For nearly a year, the state apparatus and the public media have been highlighting the good management of the health crisis and the prowess of Sputnik V, a vaccine developed by Russia and available for more than six months.

But the Russians did not go to be vaccinated despite repeated appeals from the government, Vladimir Putin the first, against a background of mistrust of a population scalded by decades of Soviet and then Russian propaganda and budget cuts in the health sector. Since December, only 19 million Russians out of 146 million inhabitants have received at least one dose, according to the census of the Gogov site, which aggregates data from regions and media for lack of official national statistics.
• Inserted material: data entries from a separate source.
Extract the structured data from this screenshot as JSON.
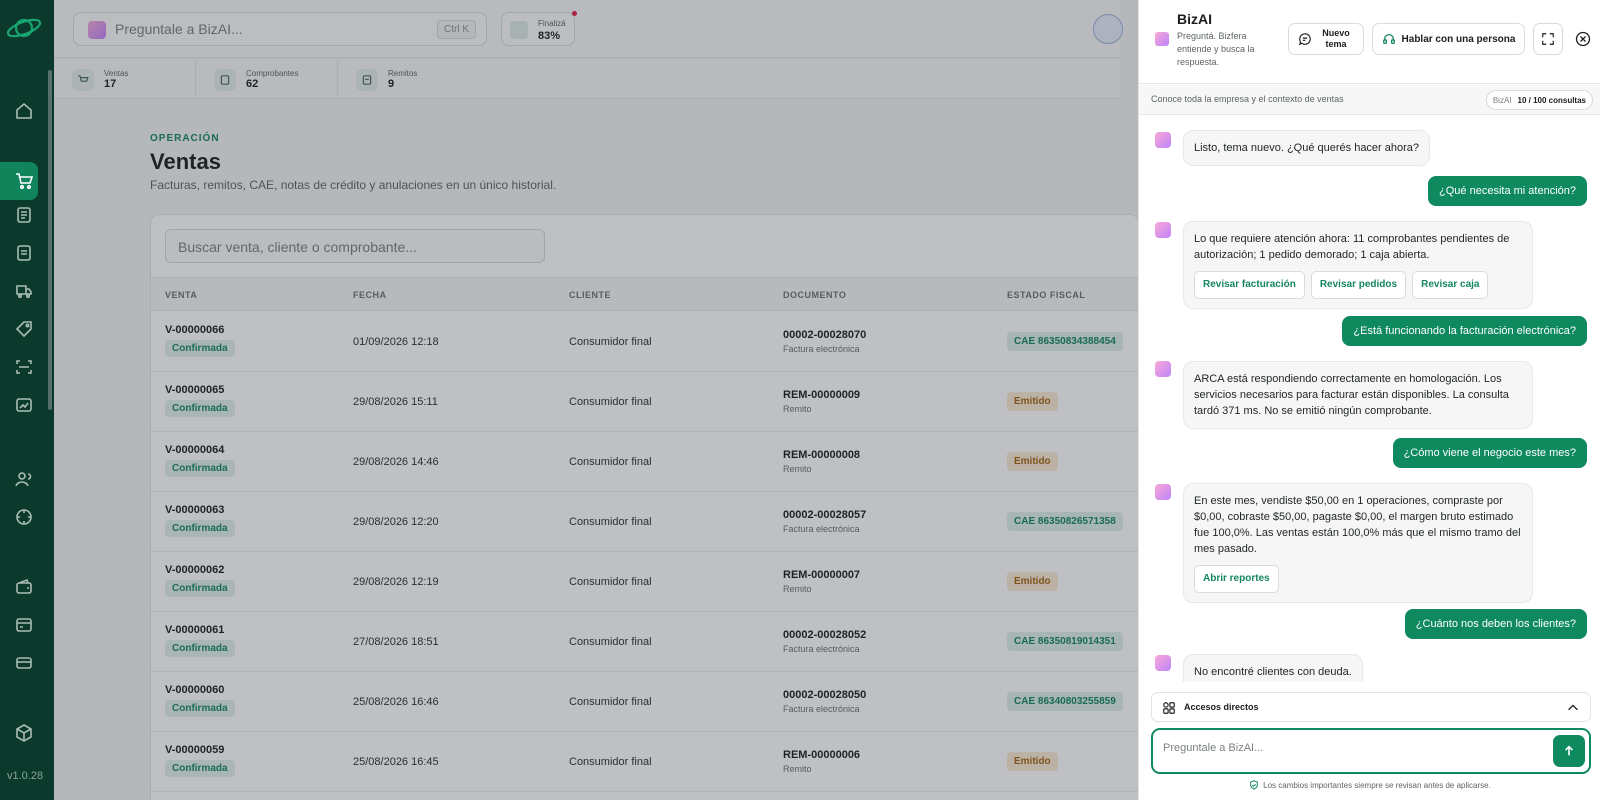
{
  "rail": {
    "version": "v1.0.28"
  },
  "topbar": {
    "ask_placeholder": "Preguntale a BizAI...",
    "shortcut": "Ctrl K",
    "progress_label": "Finalizá",
    "progress_value": "83%"
  },
  "stats": [
    {
      "label": "Ventas",
      "value": "17"
    },
    {
      "label": "Comprobantes",
      "value": "62"
    },
    {
      "label": "Remitos",
      "value": "9"
    }
  ],
  "page": {
    "kicker": "OPERACIÓN",
    "title": "Ventas",
    "subtitle": "Facturas, remitos, CAE, notas de crédito y anulaciones en un único historial.",
    "search_placeholder": "Buscar venta, cliente o comprobante..."
  },
  "table": {
    "headers": [
      "VENTA",
      "FECHA",
      "CLIENTE",
      "DOCUMENTO",
      "ESTADO FISCAL"
    ],
    "rows": [
      {
        "id": "V-00000066",
        "status": "Confirmada",
        "date": "01/09/2026 12:18",
        "client": "Consumidor final",
        "doc": "00002-00028070",
        "doctype": "Factura electrónica",
        "fiscal": "CAE 86350834388454",
        "fiscal_kind": "cae"
      },
      {
        "id": "V-00000065",
        "status": "Confirmada",
        "date": "29/08/2026 15:11",
        "client": "Consumidor final",
        "doc": "REM-00000009",
        "doctype": "Remito",
        "fiscal": "Emitido",
        "fiscal_kind": "emit"
      },
      {
        "id": "V-00000064",
        "status": "Confirmada",
        "date": "29/08/2026 14:46",
        "client": "Consumidor final",
        "doc": "REM-00000008",
        "doctype": "Remito",
        "fiscal": "Emitido",
        "fiscal_kind": "emit"
      },
      {
        "id": "V-00000063",
        "status": "Confirmada",
        "date": "29/08/2026 12:20",
        "client": "Consumidor final",
        "doc": "00002-00028057",
        "doctype": "Factura electrónica",
        "fiscal": "CAE 86350826571358",
        "fiscal_kind": "cae"
      },
      {
        "id": "V-00000062",
        "status": "Confirmada",
        "date": "29/08/2026 12:19",
        "client": "Consumidor final",
        "doc": "REM-00000007",
        "doctype": "Remito",
        "fiscal": "Emitido",
        "fiscal_kind": "emit"
      },
      {
        "id": "V-00000061",
        "status": "Confirmada",
        "date": "27/08/2026 18:51",
        "client": "Consumidor final",
        "doc": "00002-00028052",
        "doctype": "Factura electrónica",
        "fiscal": "CAE 86350819014351",
        "fiscal_kind": "cae"
      },
      {
        "id": "V-00000060",
        "status": "Confirmada",
        "date": "25/08/2026 16:46",
        "client": "Consumidor final",
        "doc": "00002-00028050",
        "doctype": "Factura electrónica",
        "fiscal": "CAE 86340803255859",
        "fiscal_kind": "cae"
      },
      {
        "id": "V-00000059",
        "status": "Confirmada",
        "date": "25/08/2026 16:45",
        "client": "Consumidor final",
        "doc": "REM-00000006",
        "doctype": "Remito",
        "fiscal": "Emitido",
        "fiscal_kind": "emit"
      }
    ]
  },
  "chat": {
    "title": "BizAI",
    "tagline": "Preguntá. Bizfera entiende y busca la respuesta.",
    "new_topic": "Nuevo tema",
    "talk_human": "Hablar con una persona",
    "context": "Conoce toda la empresa y el contexto de ventas",
    "quota_label": "BizAI",
    "quota_value": "10 / 100 consultas",
    "messages": [
      {
        "role": "bot",
        "text": "Listo, tema nuevo. ¿Qué querés hacer ahora?"
      },
      {
        "role": "user",
        "text": "¿Qué necesita mi atención?"
      },
      {
        "role": "bot",
        "text": "Lo que requiere atención ahora: 11 comprobantes pendientes de autorización; 1 pedido demorado; 1 caja abierta.",
        "actions": [
          "Revisar facturación",
          "Revisar pedidos",
          "Revisar caja"
        ]
      },
      {
        "role": "user",
        "text": "¿Está funcionando la facturación electrónica?"
      },
      {
        "role": "bot",
        "text": "ARCA está respondiendo correctamente en homologación. Los servicios necesarios para facturar están disponibles. La consulta tardó 371 ms. No se emitió ningún comprobante."
      },
      {
        "role": "user",
        "text": "¿Cómo viene el negocio este mes?"
      },
      {
        "role": "bot",
        "text": "En este mes, vendiste $50,00 en 1 operaciones, compraste por $0,00, cobraste $50,00, pagaste $0,00, el margen bruto estimado fue 100,0%. Las ventas están 100,0% más que el mismo tramo del mes pasado.",
        "actions": [
          "Abrir reportes"
        ]
      },
      {
        "role": "user",
        "text": "¿Cuánto nos deben los clientes?"
      },
      {
        "role": "bot",
        "text": "No encontré clientes con deuda."
      }
    ],
    "quick_access": "Accesos directos",
    "input_placeholder": "Preguntale a BizAI...",
    "footnote": "Los cambios importantes siempre se revisan antes de aplicarse."
  }
}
In Moscow, 1.8 million people have received at least one injection out of the 12 or 13 million inhabitants that the city officially counts. Russia became on Thursday, with 127,992 deaths recorded by the government, the most bereaved European country since the start of the pandemic, ahead of the United Kingdom (127,926 deaths). The Russian statistics agency, Rosstat, which has a broader definition of Covid-related deaths, has counted 270,000 deaths at least since the start of the pandemic.